Published 12:12 am Thursday, August 2, 2012

NATCHEZ — One Adams County man will remain free while another receives the maximum prison sentence after they both pleaded guilty to dogfighting charges this week.

Lewis Jackson, 18, 601 Old Washington Road, pleaded guilty to the charges Tuesday, and Cornelius Baldwin, 27, 2002 Lotus Drive, pleaded guilty Wednesday.

Jackson was sentenced to three years in the Mississippi Department of Corrections by Judge Forrest “Al” Johnson, who then suspended the sentence and gave him three years probation. Baldwin was given three years in the Mississippi Department of Corrections, the maximum prison-time penalty for his charge.

Email newsletter signup

Dogfighting is a felony in Mississippi, with statutory penalties of fines that can range between $1,000 and $5,000, imprisonment of one to three years, or both.

District Attorney Ronnie Harper said Jackson was given the lesser penalty because the court took into consideration his age, his lack of a prior criminal history and his willingness to cooperate with authorities.

“(Jackson) was prepared to testify today against the co-defendant,” Harper said. “He was cooperating at that point, and he was much younger than the other guy. It was our perception was that his participation wasn’t as the main perpetrator in the crime.”

The case originated in August 2011, when the Adams County Sheriff’s Office received a tip that a dogfight was being conducted at Baldwin’s Lotus Drive residence.

When deputies arrived, they found a dogfighting arena with doghouses, posts with chains and pens.

Blood was on the ground, and they found a bloody stick and first aid medications in the area. Six pit bulls — five adults and a puppy — were at the scene.

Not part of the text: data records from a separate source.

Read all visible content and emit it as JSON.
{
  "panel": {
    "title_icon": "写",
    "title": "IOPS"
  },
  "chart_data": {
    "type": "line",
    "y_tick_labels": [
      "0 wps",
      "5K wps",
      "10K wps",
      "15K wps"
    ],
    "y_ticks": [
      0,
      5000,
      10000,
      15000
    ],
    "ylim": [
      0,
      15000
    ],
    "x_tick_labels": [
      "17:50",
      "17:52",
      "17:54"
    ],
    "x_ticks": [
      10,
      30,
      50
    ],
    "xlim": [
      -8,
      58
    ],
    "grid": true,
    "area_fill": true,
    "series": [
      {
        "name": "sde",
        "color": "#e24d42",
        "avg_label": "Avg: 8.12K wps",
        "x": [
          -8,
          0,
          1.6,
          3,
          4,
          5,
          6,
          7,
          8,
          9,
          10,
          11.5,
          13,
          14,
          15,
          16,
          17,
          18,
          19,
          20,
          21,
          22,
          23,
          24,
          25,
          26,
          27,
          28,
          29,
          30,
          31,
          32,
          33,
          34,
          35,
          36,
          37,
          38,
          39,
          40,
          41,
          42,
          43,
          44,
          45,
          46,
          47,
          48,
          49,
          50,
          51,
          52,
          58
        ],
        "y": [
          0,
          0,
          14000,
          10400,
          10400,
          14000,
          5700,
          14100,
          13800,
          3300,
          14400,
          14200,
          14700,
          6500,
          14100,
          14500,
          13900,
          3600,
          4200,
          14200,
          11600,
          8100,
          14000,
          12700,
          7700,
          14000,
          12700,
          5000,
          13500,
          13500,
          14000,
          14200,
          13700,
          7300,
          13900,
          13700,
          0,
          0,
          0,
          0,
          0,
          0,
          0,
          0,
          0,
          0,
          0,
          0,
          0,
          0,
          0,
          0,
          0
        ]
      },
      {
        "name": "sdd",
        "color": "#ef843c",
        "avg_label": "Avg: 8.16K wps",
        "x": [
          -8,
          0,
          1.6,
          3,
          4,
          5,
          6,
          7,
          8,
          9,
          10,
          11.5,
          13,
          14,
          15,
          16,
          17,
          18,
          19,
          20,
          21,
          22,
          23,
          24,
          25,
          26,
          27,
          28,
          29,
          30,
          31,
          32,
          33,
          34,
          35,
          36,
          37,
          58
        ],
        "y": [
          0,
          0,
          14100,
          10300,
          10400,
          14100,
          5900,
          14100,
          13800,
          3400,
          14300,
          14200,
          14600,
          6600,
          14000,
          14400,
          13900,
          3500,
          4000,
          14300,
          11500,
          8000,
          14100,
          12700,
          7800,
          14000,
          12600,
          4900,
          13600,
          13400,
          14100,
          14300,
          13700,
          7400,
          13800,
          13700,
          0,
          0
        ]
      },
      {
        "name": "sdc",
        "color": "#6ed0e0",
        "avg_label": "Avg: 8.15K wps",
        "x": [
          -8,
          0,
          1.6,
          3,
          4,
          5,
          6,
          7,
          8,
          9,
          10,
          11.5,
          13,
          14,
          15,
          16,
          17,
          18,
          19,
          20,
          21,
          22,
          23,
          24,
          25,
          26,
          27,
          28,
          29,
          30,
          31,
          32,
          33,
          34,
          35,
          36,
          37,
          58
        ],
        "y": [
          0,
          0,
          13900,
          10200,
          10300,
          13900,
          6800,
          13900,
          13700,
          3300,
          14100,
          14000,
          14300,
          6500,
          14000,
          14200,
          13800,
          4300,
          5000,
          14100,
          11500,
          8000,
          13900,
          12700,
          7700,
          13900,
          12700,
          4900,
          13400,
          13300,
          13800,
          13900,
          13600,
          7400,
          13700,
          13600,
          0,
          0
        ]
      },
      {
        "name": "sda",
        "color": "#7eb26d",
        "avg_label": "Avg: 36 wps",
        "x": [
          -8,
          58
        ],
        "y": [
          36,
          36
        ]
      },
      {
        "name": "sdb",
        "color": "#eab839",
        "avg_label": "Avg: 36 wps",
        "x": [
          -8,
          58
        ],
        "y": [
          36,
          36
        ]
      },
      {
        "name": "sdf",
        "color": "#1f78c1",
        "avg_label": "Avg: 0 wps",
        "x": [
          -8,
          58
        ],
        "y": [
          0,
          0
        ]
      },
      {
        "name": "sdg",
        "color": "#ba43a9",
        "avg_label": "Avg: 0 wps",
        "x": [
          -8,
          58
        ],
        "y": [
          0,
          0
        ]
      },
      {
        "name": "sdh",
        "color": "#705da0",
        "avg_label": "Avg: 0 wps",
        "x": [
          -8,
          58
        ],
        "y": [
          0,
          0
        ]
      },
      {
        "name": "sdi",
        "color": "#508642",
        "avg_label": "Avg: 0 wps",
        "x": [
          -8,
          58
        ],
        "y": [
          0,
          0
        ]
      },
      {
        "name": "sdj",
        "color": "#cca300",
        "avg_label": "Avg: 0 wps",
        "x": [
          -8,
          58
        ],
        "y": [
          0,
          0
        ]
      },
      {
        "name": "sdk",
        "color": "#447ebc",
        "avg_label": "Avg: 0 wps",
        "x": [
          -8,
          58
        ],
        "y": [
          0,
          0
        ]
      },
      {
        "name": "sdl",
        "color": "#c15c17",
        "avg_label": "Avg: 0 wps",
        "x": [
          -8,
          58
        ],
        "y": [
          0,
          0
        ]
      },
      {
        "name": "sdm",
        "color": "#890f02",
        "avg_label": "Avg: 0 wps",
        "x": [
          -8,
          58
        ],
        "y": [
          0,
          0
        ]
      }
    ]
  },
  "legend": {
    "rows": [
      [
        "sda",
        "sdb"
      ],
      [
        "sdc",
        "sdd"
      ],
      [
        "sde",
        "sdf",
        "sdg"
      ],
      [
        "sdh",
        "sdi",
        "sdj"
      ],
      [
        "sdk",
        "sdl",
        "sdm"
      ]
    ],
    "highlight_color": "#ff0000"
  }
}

The adult dogs were all eventually euthanized for health and behavioral reasons, but ACSO Deupty Robert Moore later adopted the puppy.

When the case was taken to Adams County Justice Court, Judge Patricia Dunmore did not bind it over to the grand jury because she did not find probable cause that a crime had been committed.

After Sheriff Chuck Mayfield requested that the district attorney’s office review the case, Harper presented it to the grand jury, which indicted the defendants.

“We satisfied ourselves that we had some merit to present the case,” Harper said. “(What was done) is a violation of the law, and from the evidence, if a person committed it, my opinion is that they should be prosecuted.”

Mayfield said Wednesday he thanked the district attorney’s office for pursuing the matter because he knew the sheriff’s office had a good case from the start.

“We are really overjoyed, and we knew from the very beginning that by the law this crime had been committed and we had the evidence,” Mayfield said. “It was a matter of getting it through the system.”

Seeing such cases prosecuted are important in helping those who don’t have a voice — even animals, Mayfield said.

“Those who can’t speak up, we aren’t going to let it drop,” he said.